Les arrêts opposés du conseil et du parlement, qui faisoient alors du bruit, firent croire à ceux qui, comme le nonce Bentivoglio, désiroient le désordre, qu’ils étoient au moment de voir leurs souhaits réussir. Cellamare, qui travailloit alors dans cette vue, ne manqua pas d’avertir le roi son maître que, s’il y avoit en France des flambeaux pour allumer le feu, l’affaire de la monnaie pourroit exciter un incendie funeste au royaume. Il est ordinaire à ceux qui sont occupés d’une affaire principale de croire qu’elle occupe également tous les esprits. Cellamare étoit donc persuadé que généralement toute la nation française songeoit uniquement à l’alliance que le régent négocioit, et que généralement aussi toute la nation, à la réserve de peu de personnes admises dans le cabinet de Son Altesse Royale pour seconder ses maximes, désapprouvoit cette négociation, même au point de prendre des partis extrêmes pour en prévenir le succès. Sur ce fondement, il s’étoit émancipé dans ses discours ; et quoique jusqu’alors il n’eût agi que secrètement, il s’étoit donné la liberté de parler de manière qu’il avoit aigri le régent. Il voulut réparer auprès de lui ce qu’il avoit dit, mais toutefois il n’abandonna pas les pratiques secrètes qu’il avoit commencées ; et pendant qu’il vouloit faire croire au régent qu’il ne désiroit que l’union et la bonne intelligence entre Sa Majesté Catholique et Son Altesse Royale, il conjuroit le roi son maître de croire qu’à Londres et à Paris on persisteroit dans les résolutions prises, l’intention des deux princes étant d’établir sur les fondements de la paix générale, l’un ses espérances, l’autre sa sûreté sur le trône.

La foi du roi de Sicile, quoique douteuse, ne la paraissoit plus à Cellamare, parce qu’étant persuadé que le roi d’Espagne, ayant besoin de ce prince, ne devoit rien oublier pour ménager ses bonnes dispositions, ainsi la confiance étoit grande entre l’ambassadeur d’Espagne et le comte de Provane, chargé pour lors à Paris des affaires du roi de Sicile.
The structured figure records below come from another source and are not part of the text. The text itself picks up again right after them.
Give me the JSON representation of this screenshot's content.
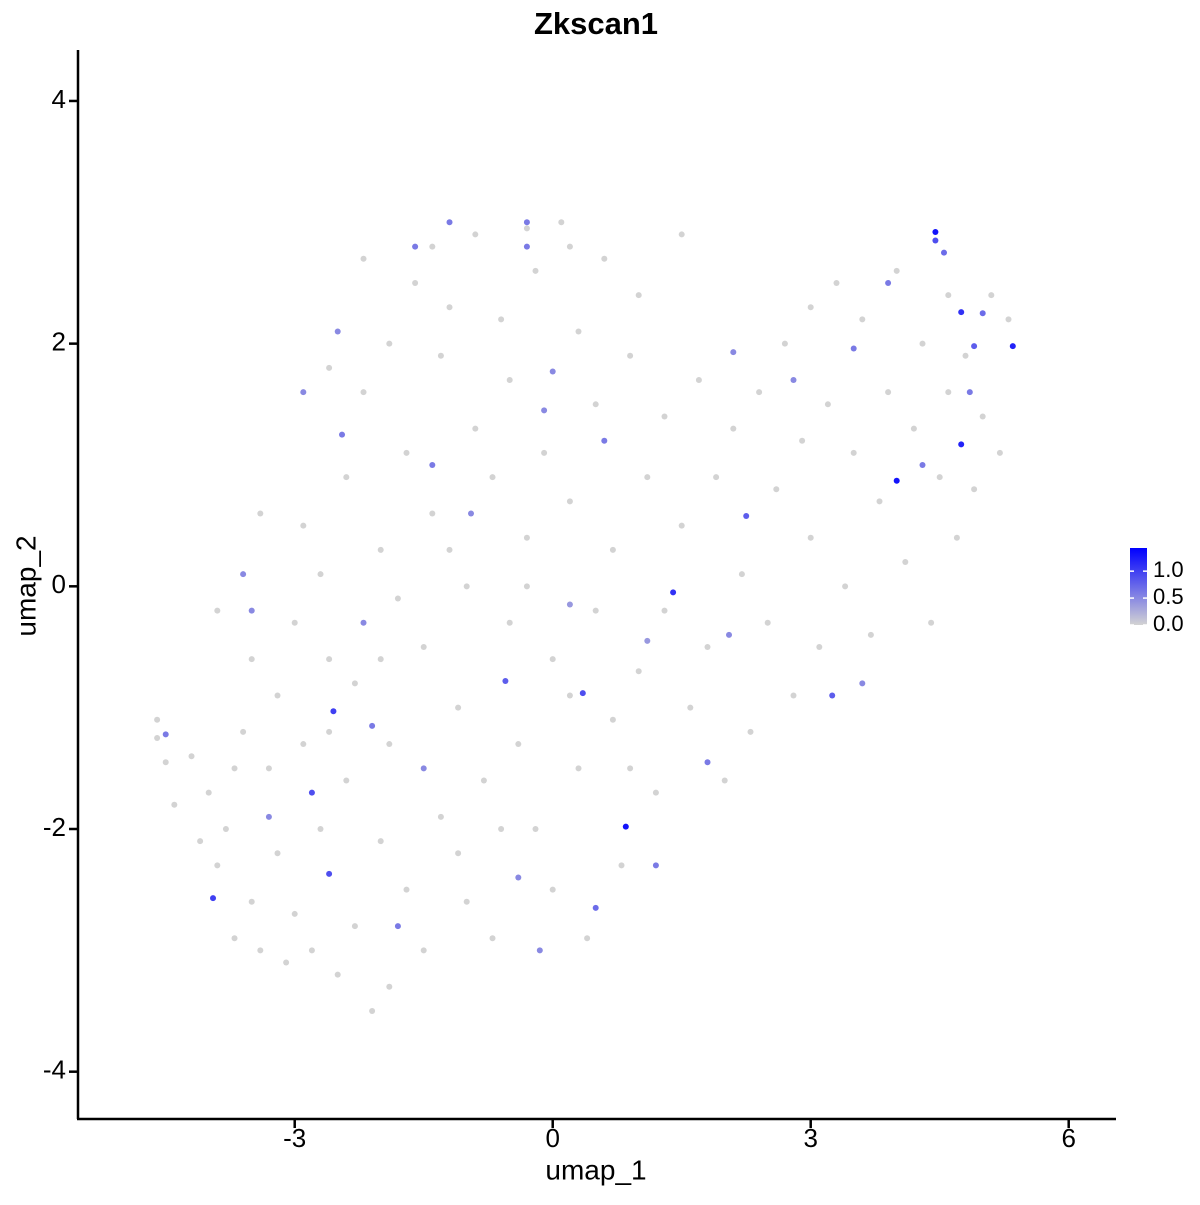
{
  "chart_data": {
    "type": "scatter",
    "title": "Zkscan1",
    "xlabel": "umap_1",
    "ylabel": "umap_2",
    "xlim": [
      -5.52,
      6.55
    ],
    "ylim": [
      -4.39,
      4.42
    ],
    "xticks": [
      -3,
      0,
      3,
      6
    ],
    "yticks": [
      -4,
      -2,
      0,
      2,
      4
    ],
    "x": [
      -4.6,
      -4.6,
      -4.5,
      -4.4,
      -4.2,
      -4.1,
      -4.0,
      -3.9,
      -3.8,
      -3.7,
      -3.6,
      -3.5,
      -3.5,
      -3.4,
      -3.3,
      -3.2,
      -3.2,
      -3.1,
      -3.0,
      -3.0,
      -2.9,
      -2.9,
      -2.8,
      -2.7,
      -2.7,
      -2.6,
      -2.5,
      -2.4,
      -2.4,
      -2.3,
      -2.3,
      -2.2,
      -2.1,
      -2.0,
      -2.0,
      -1.9,
      -1.9,
      -1.8,
      -1.7,
      -1.7,
      -1.6,
      -1.5,
      -1.5,
      -1.4,
      -1.3,
      -1.3,
      -1.2,
      -1.1,
      -1.0,
      -1.0,
      -0.9,
      -0.9,
      -0.8,
      -0.7,
      -0.7,
      -0.6,
      -0.5,
      -0.5,
      -0.4,
      -0.3,
      -0.2,
      -0.2,
      -0.1,
      0.0,
      0.0,
      0.1,
      0.2,
      0.3,
      0.3,
      0.4,
      0.5,
      0.5,
      0.6,
      0.7,
      0.7,
      0.8,
      0.9,
      1.0,
      1.0,
      1.1,
      1.2,
      1.3,
      1.3,
      1.5,
      1.5,
      1.6,
      1.7,
      1.8,
      1.9,
      2.0,
      2.1,
      2.2,
      2.3,
      2.4,
      2.5,
      2.6,
      2.7,
      2.8,
      2.9,
      3.0,
      3.0,
      3.1,
      3.2,
      3.3,
      3.4,
      3.5,
      3.6,
      3.7,
      3.8,
      3.9,
      4.0,
      4.1,
      4.2,
      4.3,
      4.4,
      4.5,
      4.6,
      4.6,
      4.7,
      4.8,
      4.9,
      5.0,
      5.1,
      5.2,
      5.3,
      -3.9,
      -3.4,
      -2.6,
      -2.2,
      -1.4,
      -0.3,
      0.2,
      -1.1,
      -2.6,
      -3.7,
      -1.9,
      -0.6,
      0.9,
      0.2,
      -1.2,
      -0.3,
      -2.0,
      -1.2,
      -0.3,
      4.45,
      4.45,
      4.55,
      4.75,
      5.35,
      4.75,
      4.0,
      0.85,
      1.4,
      -2.55,
      -2.8,
      -3.95,
      -2.6,
      0.35,
      3.25,
      2.25,
      -1.8,
      -4.5,
      -0.3,
      -1.4,
      -2.45,
      -0.55,
      -2.9,
      0.0,
      0.6,
      2.1,
      3.5,
      4.9,
      5.0,
      4.85,
      1.2,
      -2.2,
      -3.5,
      -0.95,
      2.05,
      1.8,
      0.5,
      -0.1,
      -3.3,
      -2.1,
      -1.5,
      -0.4,
      2.8,
      3.9,
      4.3,
      -1.6,
      -2.5,
      -0.15,
      3.6,
      -3.6,
      1.1,
      0.2
    ],
    "y": [
      -1.25,
      -1.1,
      -1.45,
      -1.8,
      -1.4,
      -2.1,
      -1.7,
      -2.3,
      -2.0,
      -2.9,
      -1.2,
      -2.6,
      -0.6,
      -3.0,
      -1.5,
      -2.2,
      -0.9,
      -3.1,
      -0.3,
      -2.7,
      -1.3,
      0.5,
      -3.0,
      -2.0,
      0.1,
      -0.6,
      -3.2,
      -1.6,
      0.9,
      -2.8,
      -0.8,
      1.6,
      -3.5,
      -2.1,
      0.3,
      -1.3,
      2.0,
      -0.1,
      -2.5,
      1.1,
      2.5,
      -0.5,
      -3.0,
      0.6,
      -1.9,
      1.9,
      2.3,
      -1.0,
      -2.6,
      0.0,
      1.3,
      2.9,
      -1.6,
      0.9,
      -2.9,
      2.2,
      -0.3,
      1.7,
      -1.3,
      0.4,
      -2.0,
      2.6,
      1.1,
      -0.6,
      -2.5,
      3.0,
      0.7,
      -1.5,
      2.1,
      -2.9,
      1.5,
      -0.2,
      2.7,
      -1.1,
      0.3,
      -2.3,
      1.9,
      -0.7,
      2.4,
      0.9,
      -1.7,
      1.4,
      -0.2,
      2.9,
      0.5,
      -1.0,
      1.7,
      -0.5,
      0.9,
      -1.6,
      1.3,
      0.1,
      -1.2,
      1.6,
      -0.3,
      0.8,
      2.0,
      -0.9,
      1.2,
      0.4,
      2.3,
      -0.5,
      1.5,
      2.5,
      0.0,
      1.1,
      2.2,
      -0.4,
      0.7,
      1.6,
      2.6,
      0.2,
      1.3,
      2.0,
      -0.3,
      0.9,
      1.6,
      2.4,
      0.4,
      1.9,
      0.8,
      1.4,
      2.4,
      1.1,
      2.2,
      -0.2,
      0.6,
      1.8,
      2.7,
      2.8,
      2.95,
      2.8,
      -2.2,
      -1.2,
      -1.5,
      -3.3,
      -2.0,
      -1.5,
      -0.9,
      0.3,
      0.0,
      -0.6,
      3.0,
      3.0,
      2.92,
      2.85,
      2.75,
      2.26,
      1.98,
      1.17,
      0.87,
      -1.98,
      -0.05,
      -1.03,
      -1.7,
      -2.57,
      -2.37,
      -0.88,
      -0.9,
      0.58,
      -2.8,
      -1.22,
      2.8,
      1.0,
      1.25,
      -0.78,
      1.6,
      1.77,
      1.2,
      1.93,
      1.96,
      1.98,
      2.25,
      1.6,
      -2.3,
      -0.3,
      -0.2,
      0.6,
      -0.4,
      -1.45,
      -2.65,
      1.45,
      -1.9,
      -1.15,
      -1.5,
      -2.4,
      1.7,
      2.5,
      1.0,
      2.8,
      2.1,
      -3.0,
      -0.8,
      0.1,
      -0.45,
      -0.15
    ],
    "color_values": [
      0,
      0,
      0,
      0,
      0,
      0,
      0,
      0,
      0,
      0,
      0,
      0,
      0,
      0,
      0,
      0,
      0,
      0,
      0,
      0,
      0,
      0,
      0,
      0,
      0,
      0,
      0,
      0,
      0,
      0,
      0,
      0,
      0,
      0,
      0,
      0,
      0,
      0,
      0,
      0,
      0,
      0,
      0,
      0,
      0,
      0,
      0,
      0,
      0,
      0,
      0,
      0,
      0,
      0,
      0,
      0,
      0,
      0,
      0,
      0,
      0,
      0,
      0,
      0,
      0,
      0,
      0,
      0,
      0,
      0,
      0,
      0,
      0,
      0,
      0,
      0,
      0,
      0,
      0,
      0,
      0,
      0,
      0,
      0,
      0,
      0,
      0,
      0,
      0,
      0,
      0,
      0,
      0,
      0,
      0,
      0,
      0,
      0,
      0,
      0,
      0,
      0,
      0,
      0,
      0,
      0,
      0,
      0,
      0,
      0,
      0,
      0,
      0,
      0,
      0,
      0,
      0,
      0,
      0,
      0,
      0,
      0,
      0,
      0,
      0,
      0,
      0,
      0,
      0,
      0,
      0,
      0,
      0,
      0,
      0,
      0,
      0,
      0,
      0,
      0,
      0,
      0,
      0.6,
      0.6,
      1.3,
      0.9,
      0.7,
      1.1,
      1.2,
      1.2,
      1.3,
      1.3,
      1.1,
      1.0,
      0.9,
      1.0,
      0.9,
      0.9,
      0.8,
      0.8,
      0.6,
      0.6,
      0.6,
      0.6,
      0.6,
      0.8,
      0.5,
      0.5,
      0.6,
      0.5,
      0.6,
      0.8,
      0.7,
      0.6,
      0.6,
      0.5,
      0.5,
      0.5,
      0.5,
      0.6,
      0.7,
      0.5,
      0.5,
      0.6,
      0.5,
      0.5,
      0.5,
      0.6,
      0.6,
      0.6,
      0.5,
      0.5,
      0.5,
      0.5,
      0.4,
      0.4
    ],
    "colorbar": {
      "lim": [
        0,
        1.43
      ],
      "ticks": [
        {
          "value": 0,
          "label": "0.0"
        },
        {
          "value": 0.5,
          "label": "0.5"
        },
        {
          "value": 1,
          "label": "1.0"
        }
      ],
      "low": "#d3d3d3",
      "high": "#0000ff"
    }
  }
}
Cellamare lui apprit qu’il avoit reçu par un courrier un ordre positif de déclarer au régent qu’il étoit inutile de laisser plus longtemps Nancré auprès de Sa Majesté Catholique, parce qu’elle ne vouloit accepter ni le projet ni tel autre qu’on pourroit lui proposer, quand même la cession du royaume de Naples y seroit comprise ; qu’elle vouloit uniquement se venger de ceux qui osaient prétendre lui imposer des lois et disposer de sa volonté à leur fantaisie ; qu’elle tâcheroit en même temps d’ouvrir les yeux aux bons François, et leur faire connoître le mauvais usage que M. le duc d’Orléans faisoit de l’autorité de sa régence, combien, par conséquent, leur fidélité étoit intéressée à ne plus tolérer de semblables abus.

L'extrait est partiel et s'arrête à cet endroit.